Agir contre les prédateurs de la protection animale, oui c’est possible !

Pourquoi dénoncer les harceleurs et pervers dans le milieu de la protection animale renforce cette cause : exemples avec les blogs « Balance ton pourri », « Le Pornifieur » ou maintenant « Plus jamais dans la PA ».

Pourquoi des blogs comme « Balance ton pourri », « Le Pornifieur » ou maintenant « Plus jamais dans la PA » existent ? Parce qu’il faut parler des prédateurs qui sévissent dans un milieu où 80% des militants sont en fait des militantEs ! Et malgré cette proportion écrasante de femmes, trop peu nombreuses sont encore les exclusions et les mises en garde publiques ! Car oui, les prédateurs peuvent compter sur les solidarités masculines (mais pas que…) pour étouffer les témoignages des victimes et continuer à sévir dans les mêmes associations. Parfois, ils sont écartés, mais dans l’omerta la plus complète. Devenus indésirables dans l’association A, ils vont juste se faire oublier quelques mois puis revenir, ou aller dans l’association B et recommencer.

Nous utilisons des images chocs d’abattoirs ou d’élevages pour que les gens ne puissent plus détourner les yeux, leur montrer l’insoutenable vérité qu’ils prennent soin d’ignorer et que le complexe agro-industriel tait ! Mais quand il s’agit de dénoncer les bourreaux dans nos propres rangs, c’est le silence ! Les victimes feraient du mal à la cause, l’affaibliraient en donnant des arguments à nos adversaires, ou seraient carrément des agents à la solde de l’agrobusiness ! Bref, faire culpabiliser les victimes plutôt que d’agir contre les personnes qui s’en sont prises à elle !

En voulant donner droit au respect et à la vie aux animaux non-humains, on finit par remettre en cause les droits et la vie d’une partie de l’humanité : les femmes, mais aussi toutes les minorités.
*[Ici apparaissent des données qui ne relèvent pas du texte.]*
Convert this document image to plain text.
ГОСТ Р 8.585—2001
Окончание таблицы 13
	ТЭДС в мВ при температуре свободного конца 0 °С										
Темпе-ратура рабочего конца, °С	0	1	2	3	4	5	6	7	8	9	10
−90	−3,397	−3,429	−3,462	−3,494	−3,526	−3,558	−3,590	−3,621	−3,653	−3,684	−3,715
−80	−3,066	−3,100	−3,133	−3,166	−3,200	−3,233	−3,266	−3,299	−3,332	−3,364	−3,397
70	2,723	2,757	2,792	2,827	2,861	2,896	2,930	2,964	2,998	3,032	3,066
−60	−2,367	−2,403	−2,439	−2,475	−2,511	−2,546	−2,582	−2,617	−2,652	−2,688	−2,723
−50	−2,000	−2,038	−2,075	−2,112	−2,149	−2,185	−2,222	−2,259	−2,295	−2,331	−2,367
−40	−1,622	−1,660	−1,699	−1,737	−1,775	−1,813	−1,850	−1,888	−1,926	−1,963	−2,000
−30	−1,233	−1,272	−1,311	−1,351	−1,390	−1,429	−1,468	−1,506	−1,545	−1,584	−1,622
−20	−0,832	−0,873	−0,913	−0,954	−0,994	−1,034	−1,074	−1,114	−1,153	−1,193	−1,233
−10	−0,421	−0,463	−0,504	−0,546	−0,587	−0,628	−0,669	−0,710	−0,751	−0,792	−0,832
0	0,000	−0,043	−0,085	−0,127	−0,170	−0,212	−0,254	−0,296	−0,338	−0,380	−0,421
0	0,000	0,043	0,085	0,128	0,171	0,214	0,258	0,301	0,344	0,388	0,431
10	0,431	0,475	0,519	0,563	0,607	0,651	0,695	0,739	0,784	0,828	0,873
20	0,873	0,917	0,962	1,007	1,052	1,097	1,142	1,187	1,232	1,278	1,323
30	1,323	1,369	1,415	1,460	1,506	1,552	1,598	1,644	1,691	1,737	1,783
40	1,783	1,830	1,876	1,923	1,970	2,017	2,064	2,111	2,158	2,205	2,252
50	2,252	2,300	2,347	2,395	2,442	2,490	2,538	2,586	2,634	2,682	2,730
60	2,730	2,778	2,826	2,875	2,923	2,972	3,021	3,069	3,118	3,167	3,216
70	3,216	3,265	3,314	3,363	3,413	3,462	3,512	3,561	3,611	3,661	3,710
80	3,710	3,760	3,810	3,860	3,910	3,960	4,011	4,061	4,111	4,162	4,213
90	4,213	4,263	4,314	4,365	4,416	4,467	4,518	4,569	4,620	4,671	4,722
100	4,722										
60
Ce ne sont pas les victimes qui font du mal à la protection animale, ce sont les prédateurs qui en ont fait leur terrain de chasse : les violeurs, les violents, les harceleurs… Et leurs crimes ne doivent pas être tus. Alors que nous voulons un monde plus égal pour toutes et tous, humain-e-s et non-humain-e-s, c’est la culture du viol qui fait des ravages dans nos rangs !

Comment faire avancer notre cause, quand nous sommes incapables de créer un climat de confiance et sûr pour nos membres ? Les pressions pour se taire viennent des prédateurs et de leurs complices, adeptes de la culture du viol, mais elles viennent aussi des responsables de groupes et d’associations. C’est pourtant leur première responsabilité de s’assurer que les personnes qui donnent leur énergie (et qui sont même parfois brutalisées pendant des actions) sont en sécurité entre elles, qu’elles peuvent faire confiance à la personne à côté d’elles. Et plus largement, c’est un devoir moral de s’assurer qu’un prédateur ne continuera pas s’attaquer à de nouvelles proies.

Le monde de la PA est divers : de celleux qui veulent simplement mettre un terme à la cruauté envers les animaux à celleux qui veulent mettre fin au spécisme. Tout le monde ne s’entend pas toujours parfaitement. Les groupes sont aussi éclatés géographiquement, parfois très locaux, d’autres organisés à l’échelle nationale voire internationale. Une partie des responsables, quand ils finissent par agir contre les prédateurs, se contentent de les virer d’un groupe précis (parfois juste d’un groupe Facebook d’ailleurs) et ont l’impression d’avoir fait leur part. Libre aux prédateurs d’aller agresser juste un peu plus loin, là où personne n’est au courant (ou ne parlent) de leurs agissements. Pour nous, c’est une faute ! Nous sommes horrifiées de voir à quel point la plupart des prédateurs que nous affichons ou dont on nous rapporte les agissements (patience, leur tour viendra) commettent leurs crimes depuis des années, dans différentes associations ou groupes plus ou moins officiels.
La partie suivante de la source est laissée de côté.